J’ai forcé un sourire. « Hé, ma grande. »
« Tu criais. »
« On parlait juste un peu fort », ai-je dit en la prenant dans mes bras. « Rien dont tu aies à t’inquiéter. »
Elle s’est reculée et a étudié mon visage. « Tu es triste. »
J’ai ri doucement. « Tu es bien trop intelligente pour ton propre bien. »
« Tu pars quelque part ? » a-t-elle demandé en jetant un œil à mes bottes boueuses.
« Je ne sais pas encore. »
« Tu reviendras ? »
J’ai caressé sa joue. « Toujours. »
La pluie est revenue cette nuit-là, régulière et calme, tambourinant sur le toit en tôle comme une vieille chanson. J’étais allongée dans le lit de Jason, l’endroit où j’atterrissais quand aucun de nous ne posait de questions, fixant le ventilateur de plafond tandis qu’il faisait défiler les écrans de son téléphone à côté de moi.
« Alors le vieux a enfin passé l’arme à gauche », a-t-il dit. « J’imagine que ça veut dire que tu es riche maintenant, hein ? »
« Ne l’appelle pas comme ça. »
« Tu as dit toi-même qu’il n’était pas vraiment un père. »
« Il ne l’était pas », ai-je dit. « Mais ce n’était pas un monstre non plus. »
« Tu y vas ? » a-t-il demandé.
« Je ne sais pas. »
« Tu devrais. Ça pourrait être bon pour toi. Ou au moins pour ton compte en banque. » Sa main a glissé sur ma hanche, familière, insistante. « Tu reviendras, par contre, hein ? »
Je l’ai regardé, vraiment regardé. Cet homme dont je connaissais les blessures mieux que les miennes, dont j’avais appris à contourner les silences. Je l’avais rafistolé dix-sept fois. Il ne savait pas que ma mère buvait à nouveau. Ne savait pas que Nadia s’inquiétait pour ses études. Ne savait pas que j’étais en train de voler en éclats.
Il ne l’a pas demandé. Je ne l’ai pas dit.
« Et si je ne revenais pas ? » ai-je demandé.

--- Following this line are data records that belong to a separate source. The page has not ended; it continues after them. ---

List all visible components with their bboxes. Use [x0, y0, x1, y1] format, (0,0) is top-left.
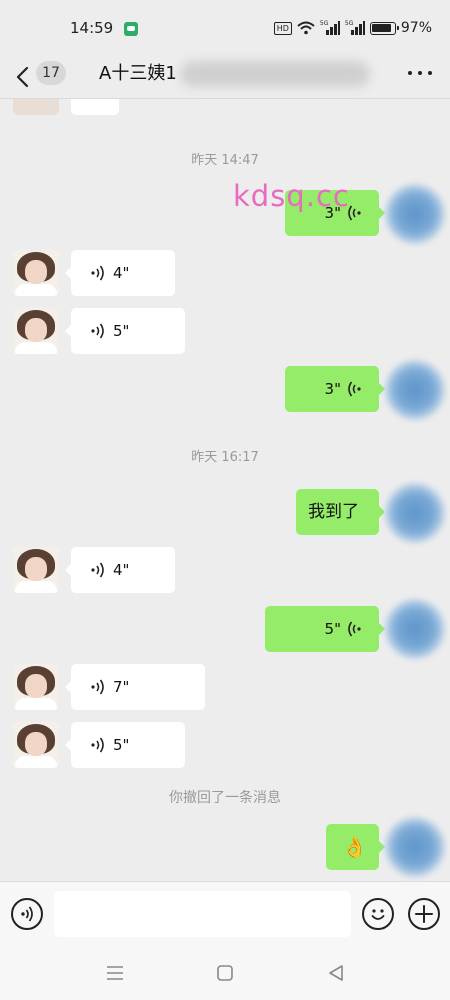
signal-5g-icon-2: 5G [345, 20, 365, 35]
voice-wave-icon [91, 679, 104, 695]
contact-avatar[interactable] [13, 547, 59, 593]
emoji-message-outgoing[interactable]: 👌 [326, 824, 385, 870]
more-icon[interactable] [408, 71, 432, 77]
ok-hand-emoji: 👌 [342, 835, 367, 859]
voice-wave-icon [91, 265, 104, 281]
message-list[interactable]: 昨天 14:47 3" kdsq.cc 4" 5" 3" 昨天 16:17 我到… [0, 99, 450, 881]
chat-header: 17 A十三姨1 [0, 55, 450, 99]
voice-duration: 7" [113, 678, 130, 696]
text-message-outgoing[interactable]: 我到了 [296, 489, 385, 535]
message-timestamp: 昨天 16:17 [191, 450, 259, 465]
watermark: kdsq.cc [233, 179, 350, 213]
unread-count-badge[interactable]: 17 [36, 61, 66, 85]
input-bar [0, 881, 450, 945]
voice-wave-icon [348, 621, 361, 637]
status-icons: HD 5G 5G 97% [273, 18, 432, 38]
voice-duration: 3" [324, 380, 341, 398]
my-avatar-blurred[interactable] [385, 184, 445, 244]
plus-sign-icon [415, 905, 433, 923]
battery-percent: 97% [400, 20, 432, 36]
voice-wave-icon [91, 323, 104, 339]
voice-duration: 5" [113, 322, 130, 340]
contact-avatar-partial[interactable] [13, 99, 59, 115]
voice-message-incoming[interactable]: 4" [65, 250, 175, 296]
my-avatar-blurred[interactable] [385, 483, 445, 543]
chat-title[interactable]: A十三姨1 [99, 62, 177, 86]
voice-wave-icon [91, 562, 104, 578]
my-avatar-blurred[interactable] [385, 599, 445, 659]
my-avatar-blurred[interactable] [385, 817, 445, 877]
title-redaction-blur [180, 61, 370, 87]
message-timestamp: 昨天 14:47 [191, 153, 259, 168]
back-triangle-icon[interactable] [325, 962, 347, 984]
signal-5g-icon-1: 5G [320, 20, 340, 35]
voice-duration: 5" [113, 736, 130, 754]
voice-duration: 4" [113, 561, 130, 579]
hd-icon: HD [273, 21, 292, 35]
voice-toggle-icon[interactable] [11, 898, 43, 930]
wifi-icon [297, 21, 315, 35]
message-input[interactable] [54, 891, 351, 937]
voice-wave-icon [348, 381, 361, 397]
voice-wave-icon [91, 737, 104, 753]
home-icon[interactable] [214, 962, 236, 984]
voice-message-incoming[interactable]: 4" [65, 547, 175, 593]
recall-notice: 你撤回了一条消息 [169, 790, 281, 806]
contact-avatar[interactable] [13, 250, 59, 296]
smiley-face-icon [371, 909, 385, 920]
voice-message-incoming[interactable]: 7" [65, 664, 205, 710]
menu-icon[interactable] [104, 962, 126, 984]
plus-icon[interactable] [408, 898, 440, 930]
contact-avatar[interactable] [13, 308, 59, 354]
wechat-notification-icon [124, 22, 138, 36]
voice-wave-icon [21, 906, 33, 922]
emoji-icon[interactable] [362, 898, 394, 930]
message-text: 我到了 [308, 502, 359, 522]
voice-duration: 4" [113, 264, 130, 282]
voice-message-outgoing[interactable]: 5" [265, 606, 385, 652]
status-time: 14:59 [70, 19, 114, 37]
message-bubble-partial[interactable] [71, 99, 119, 115]
contact-avatar[interactable] [13, 722, 59, 768]
voice-duration: 5" [324, 620, 341, 638]
contact-avatar[interactable] [13, 664, 59, 710]
voice-message-outgoing[interactable]: 3" [285, 366, 385, 412]
system-navigation-bar [0, 945, 450, 1000]
status-bar: 14:59 HD 5G 5G 97% [0, 0, 450, 55]
voice-message-incoming[interactable]: 5" [65, 308, 185, 354]
battery-icon [369, 21, 399, 35]
my-avatar-blurred[interactable] [385, 360, 445, 420]
voice-message-incoming[interactable]: 5" [65, 722, 185, 768]
back-arrow-icon[interactable] [12, 65, 36, 89]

Il a ri. « Où irais-tu ? Ici, c’est chez toi. »
Tout ce dont j’ai besoin.
Je me suis détournée. « Ouais. »
Il a embrassé mon épaule et s’est endormi.
J’ai fixé la pluie jusqu’à ce que le ciel s’éclaircisse.
J’ai pris l’enveloppe de Luke dans la poche de ma veste et j’ai déplié les papiers. Des billets d’avion. Une lettre écrite de la main de Daniel, nette, précise, dévastatrice.
Lauren,
Si tu lis ceci, c’est que je ne suis plus là.
Je n’attends pas de pardon. Juste une chance pour toi de voir la vérité de tes propres yeux.
Je n’ai jamais arrêté d’écrire. Je n’ai jamais cessé d’essayer.
Prends soin du studio. Il est à toi maintenant. Il l’a toujours été.
Je t’aime, Papa
Le soleil a percé les nuages, déversant de l’or sur le pâturage.
Pour la première fois depuis des années, je n’avais pas envie de rester immobile.
Si les réponses étaient en Californie, j’irais les chercher moi-même.
Et peut-être, juste peut-être, retrouverais-je la part de moi qu’il n’avait jamais cessé d’aimer.